QoS is most important in VoIP and live video applications.  Why?  Remember that TCP follows a three-way handshake?  If I send you a file, you must acknowledge that you received it.  If a computer sends a packet to another computer, the recipient must acknowledge receipt.  If something happens to the packet along the way, it could always be retransmitted.  A small amount of packet loss is a minor annoyance.  Maybe the users don’t even notice.  If the packets don’t arrive in the correct order, the receiving computer puts them back together.

With VoIP and live video however, imagine that each word you say is a packet.  The phone or video screen on the other side must play those packets back to the other party in real time.  It doesn’t have time to correct for errors.  If some packets go missing, then the person on the phone with you doesn’t hear some of the words you said.  If packets arrive in the wrong order, then the words you say are heard in the wrong order on the other side.  Too much of that and the users become frustrated.

What are some things we measure when we say Quality of Service?

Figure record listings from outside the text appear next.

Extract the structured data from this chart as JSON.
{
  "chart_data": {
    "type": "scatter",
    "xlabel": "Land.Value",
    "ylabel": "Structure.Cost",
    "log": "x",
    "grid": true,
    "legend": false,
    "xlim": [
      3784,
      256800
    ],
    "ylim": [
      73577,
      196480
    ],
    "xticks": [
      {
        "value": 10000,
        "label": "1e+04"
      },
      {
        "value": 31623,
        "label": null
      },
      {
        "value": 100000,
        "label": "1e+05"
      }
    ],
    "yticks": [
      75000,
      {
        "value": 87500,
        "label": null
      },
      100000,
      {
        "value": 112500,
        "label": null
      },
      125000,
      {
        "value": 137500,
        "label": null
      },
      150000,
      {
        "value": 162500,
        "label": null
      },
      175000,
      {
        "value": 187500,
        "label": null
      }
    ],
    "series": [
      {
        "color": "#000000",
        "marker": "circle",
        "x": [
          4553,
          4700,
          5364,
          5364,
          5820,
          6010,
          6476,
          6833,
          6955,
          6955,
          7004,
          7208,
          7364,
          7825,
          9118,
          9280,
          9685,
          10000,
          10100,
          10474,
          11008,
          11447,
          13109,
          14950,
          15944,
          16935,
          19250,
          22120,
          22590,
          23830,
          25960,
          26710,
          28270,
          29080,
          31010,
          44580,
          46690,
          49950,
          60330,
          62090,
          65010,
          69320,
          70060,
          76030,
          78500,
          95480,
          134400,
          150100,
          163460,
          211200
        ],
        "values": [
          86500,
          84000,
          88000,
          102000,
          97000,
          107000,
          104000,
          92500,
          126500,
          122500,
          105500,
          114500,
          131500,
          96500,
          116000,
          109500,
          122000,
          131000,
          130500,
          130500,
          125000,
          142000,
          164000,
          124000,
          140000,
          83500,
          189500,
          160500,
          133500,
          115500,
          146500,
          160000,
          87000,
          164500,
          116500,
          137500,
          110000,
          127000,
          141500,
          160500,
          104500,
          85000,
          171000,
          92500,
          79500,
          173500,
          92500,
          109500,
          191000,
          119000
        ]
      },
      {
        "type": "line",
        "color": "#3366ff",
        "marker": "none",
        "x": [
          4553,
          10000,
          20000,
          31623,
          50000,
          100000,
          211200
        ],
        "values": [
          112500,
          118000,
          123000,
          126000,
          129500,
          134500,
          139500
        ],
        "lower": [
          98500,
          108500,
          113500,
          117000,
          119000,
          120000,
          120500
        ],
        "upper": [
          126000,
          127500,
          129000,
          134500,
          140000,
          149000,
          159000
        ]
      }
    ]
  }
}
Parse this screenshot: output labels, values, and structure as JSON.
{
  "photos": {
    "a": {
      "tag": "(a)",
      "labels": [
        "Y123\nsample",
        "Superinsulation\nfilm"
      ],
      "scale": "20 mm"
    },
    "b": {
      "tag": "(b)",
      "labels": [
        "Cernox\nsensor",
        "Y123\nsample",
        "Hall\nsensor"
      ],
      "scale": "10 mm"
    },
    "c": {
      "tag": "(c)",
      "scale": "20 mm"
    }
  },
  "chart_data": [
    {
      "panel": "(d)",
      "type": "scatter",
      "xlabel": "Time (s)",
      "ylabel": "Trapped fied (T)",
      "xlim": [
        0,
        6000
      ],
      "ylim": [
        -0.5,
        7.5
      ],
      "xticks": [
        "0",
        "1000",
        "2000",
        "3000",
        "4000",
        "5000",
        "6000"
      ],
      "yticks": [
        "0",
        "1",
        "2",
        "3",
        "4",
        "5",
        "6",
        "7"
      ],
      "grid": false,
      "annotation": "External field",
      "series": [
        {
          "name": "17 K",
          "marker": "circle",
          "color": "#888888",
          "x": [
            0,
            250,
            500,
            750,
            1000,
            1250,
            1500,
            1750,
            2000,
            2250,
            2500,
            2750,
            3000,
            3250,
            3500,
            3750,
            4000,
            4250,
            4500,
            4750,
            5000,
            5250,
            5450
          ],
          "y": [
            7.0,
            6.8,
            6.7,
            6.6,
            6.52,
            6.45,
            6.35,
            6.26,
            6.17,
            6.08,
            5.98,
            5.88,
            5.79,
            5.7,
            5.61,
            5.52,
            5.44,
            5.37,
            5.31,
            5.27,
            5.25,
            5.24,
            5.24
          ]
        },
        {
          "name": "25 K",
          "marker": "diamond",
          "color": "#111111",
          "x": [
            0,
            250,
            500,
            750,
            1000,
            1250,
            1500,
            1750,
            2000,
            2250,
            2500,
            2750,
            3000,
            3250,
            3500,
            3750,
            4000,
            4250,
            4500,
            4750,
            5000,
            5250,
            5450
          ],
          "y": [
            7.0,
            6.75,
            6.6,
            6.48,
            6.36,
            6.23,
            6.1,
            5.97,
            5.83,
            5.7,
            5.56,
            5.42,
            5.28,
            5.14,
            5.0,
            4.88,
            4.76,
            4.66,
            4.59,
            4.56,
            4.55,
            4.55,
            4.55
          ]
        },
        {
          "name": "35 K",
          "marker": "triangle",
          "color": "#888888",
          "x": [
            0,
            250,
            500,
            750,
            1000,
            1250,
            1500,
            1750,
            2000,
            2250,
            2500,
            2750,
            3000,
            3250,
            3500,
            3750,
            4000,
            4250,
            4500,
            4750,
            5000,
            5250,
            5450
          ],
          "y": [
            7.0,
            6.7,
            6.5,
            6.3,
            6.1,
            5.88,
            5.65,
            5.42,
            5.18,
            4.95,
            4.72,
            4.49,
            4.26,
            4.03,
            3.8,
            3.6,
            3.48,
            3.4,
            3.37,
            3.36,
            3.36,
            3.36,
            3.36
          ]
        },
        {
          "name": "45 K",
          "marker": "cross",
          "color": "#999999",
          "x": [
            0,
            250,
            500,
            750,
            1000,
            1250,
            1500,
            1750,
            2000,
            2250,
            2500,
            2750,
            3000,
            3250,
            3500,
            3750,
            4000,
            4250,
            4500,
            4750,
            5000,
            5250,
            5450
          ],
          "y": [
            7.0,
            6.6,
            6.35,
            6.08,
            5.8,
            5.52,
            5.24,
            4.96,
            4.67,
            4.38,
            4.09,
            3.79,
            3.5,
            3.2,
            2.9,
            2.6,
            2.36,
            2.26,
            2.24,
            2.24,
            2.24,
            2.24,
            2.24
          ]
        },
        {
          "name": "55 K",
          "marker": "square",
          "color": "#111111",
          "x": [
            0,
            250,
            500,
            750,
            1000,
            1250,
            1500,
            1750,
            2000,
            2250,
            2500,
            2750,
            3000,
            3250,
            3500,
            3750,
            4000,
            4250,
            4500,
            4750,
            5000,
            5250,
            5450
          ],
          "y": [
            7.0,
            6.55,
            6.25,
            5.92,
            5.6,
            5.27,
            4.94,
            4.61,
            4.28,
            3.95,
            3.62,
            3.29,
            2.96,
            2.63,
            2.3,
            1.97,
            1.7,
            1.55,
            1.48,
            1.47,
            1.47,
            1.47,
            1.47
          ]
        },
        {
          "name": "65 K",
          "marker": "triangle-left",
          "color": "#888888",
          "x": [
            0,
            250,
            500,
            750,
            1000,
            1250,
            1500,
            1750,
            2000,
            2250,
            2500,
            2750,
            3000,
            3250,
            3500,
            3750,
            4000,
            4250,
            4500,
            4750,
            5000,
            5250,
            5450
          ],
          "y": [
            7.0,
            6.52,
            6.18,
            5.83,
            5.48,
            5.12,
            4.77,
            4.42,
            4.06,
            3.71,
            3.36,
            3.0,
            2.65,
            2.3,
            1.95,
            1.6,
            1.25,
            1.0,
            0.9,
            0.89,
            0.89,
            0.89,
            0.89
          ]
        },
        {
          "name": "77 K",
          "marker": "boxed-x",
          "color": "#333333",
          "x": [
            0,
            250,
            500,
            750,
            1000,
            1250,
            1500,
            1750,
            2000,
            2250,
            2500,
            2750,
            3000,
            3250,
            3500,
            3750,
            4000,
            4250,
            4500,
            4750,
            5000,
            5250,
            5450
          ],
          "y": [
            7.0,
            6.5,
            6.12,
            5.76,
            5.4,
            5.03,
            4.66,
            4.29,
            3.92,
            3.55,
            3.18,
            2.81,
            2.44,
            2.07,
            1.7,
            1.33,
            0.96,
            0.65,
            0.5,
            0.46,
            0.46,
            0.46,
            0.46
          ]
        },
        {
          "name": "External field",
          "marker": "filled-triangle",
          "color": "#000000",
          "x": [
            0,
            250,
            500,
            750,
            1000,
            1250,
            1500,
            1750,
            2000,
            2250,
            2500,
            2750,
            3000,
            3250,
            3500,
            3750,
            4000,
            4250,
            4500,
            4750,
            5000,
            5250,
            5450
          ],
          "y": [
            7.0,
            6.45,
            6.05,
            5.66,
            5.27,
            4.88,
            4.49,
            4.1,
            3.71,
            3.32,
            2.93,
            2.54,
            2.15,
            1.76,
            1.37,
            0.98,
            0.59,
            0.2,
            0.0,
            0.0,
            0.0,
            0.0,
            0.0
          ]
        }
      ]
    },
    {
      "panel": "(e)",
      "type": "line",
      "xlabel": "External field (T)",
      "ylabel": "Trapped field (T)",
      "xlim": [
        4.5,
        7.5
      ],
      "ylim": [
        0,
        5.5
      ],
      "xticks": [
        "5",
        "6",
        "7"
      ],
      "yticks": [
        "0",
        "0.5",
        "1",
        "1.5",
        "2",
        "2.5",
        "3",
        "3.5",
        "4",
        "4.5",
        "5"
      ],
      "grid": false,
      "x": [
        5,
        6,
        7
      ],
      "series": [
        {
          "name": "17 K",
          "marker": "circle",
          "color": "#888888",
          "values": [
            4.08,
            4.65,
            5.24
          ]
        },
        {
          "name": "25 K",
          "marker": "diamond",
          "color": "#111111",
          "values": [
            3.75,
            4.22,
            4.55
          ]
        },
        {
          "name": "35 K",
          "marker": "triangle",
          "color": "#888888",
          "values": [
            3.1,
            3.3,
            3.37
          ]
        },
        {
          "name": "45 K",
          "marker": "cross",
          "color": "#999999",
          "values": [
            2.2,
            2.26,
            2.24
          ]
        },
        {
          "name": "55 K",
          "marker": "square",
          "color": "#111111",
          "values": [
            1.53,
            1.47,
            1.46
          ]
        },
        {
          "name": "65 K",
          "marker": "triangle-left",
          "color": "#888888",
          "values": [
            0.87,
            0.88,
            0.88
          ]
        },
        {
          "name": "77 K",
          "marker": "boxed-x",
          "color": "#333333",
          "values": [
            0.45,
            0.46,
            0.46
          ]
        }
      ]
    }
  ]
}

• How much bandwidth are we getting?  This is known as throughput, or Goodput.  Goodput is the useable bandwidth (actual bandwidth minus overhead for protocols).  It’s like the weight of the mail without the envelopes.
  
  
• Packet loss.  What percentage of packets are lost in transmission?
  
  
• Errors.  What percentage of packets arrive without errors?
  
  
• Latency.  How long does a packet take to reach its destination?
  
  
• Out-of-Order delivery.  Are the packets arriving in the same order that they were sent?
  
  

A customer and his internet service provider may enter into an agreement to obtain a specific level of service.  How can the ISP meet this obligation?  Over-provision the network so that it has much more capacity then is required.

But a single service provider doesn’t own the entire internet!  Your traffic first reaches your ISP and then it reaches your ISP’s ISP, and then your ISPs ISPs ISP…therefore, the ISPs must negotiate a way to prioritize certain types of traffic so that customers who pay more experience better service.